South African actress (1962-2021)

Nokuzola Elizabeth Mlengana (28 September 1962 – 12 July 2021), popularly known as Sis Ouma, was a South African actress. She is best known for the role in the soap opera Skeem Saam.

==Personal life==
Mlengana was born on 28 September 1962 in Port St. John's, Eastern Cape, South Africa. She dropped out of school in grade 11 because of teenage pregnancy. Then she started to sell clothes and groceries for living. In 1994, she relocated to Johannesburg with family.

Later she got married in 1997 but divorced in 2005. She was a mother of three children: Siyosindiswa, Nonzaliseko Toni, and Patience.

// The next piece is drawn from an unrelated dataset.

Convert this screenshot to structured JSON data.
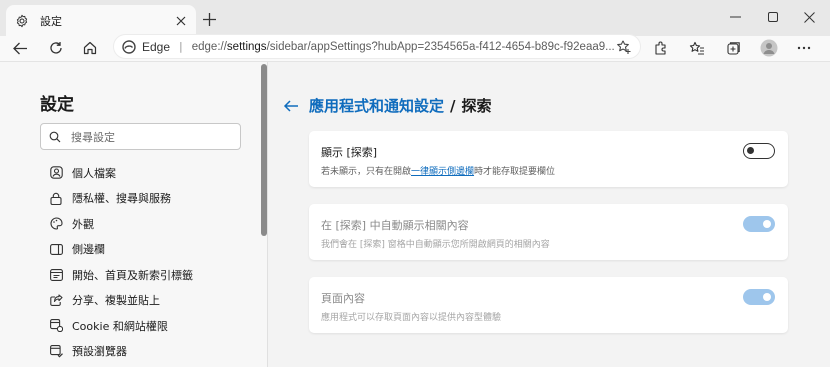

After the divorce, she had depression, but was not treated.

She died from pneumonia on 12 July 2021 in Lyndhurst, Johannesburg at the age of 58. Her funeral service was held on 16 July 2021 in Makhanda, Eastern Cape.

==Career==
Her acting career started when she was 45 years old. In 2014, she had auditions for a new role in the third season of popular SABC1 soap opera Skeem Saam. After that, she got the opportunity to play the role of "Sis Ouma" in the soapie. She continued to play the role for seven consecutive years with the peak of her popularity until her death.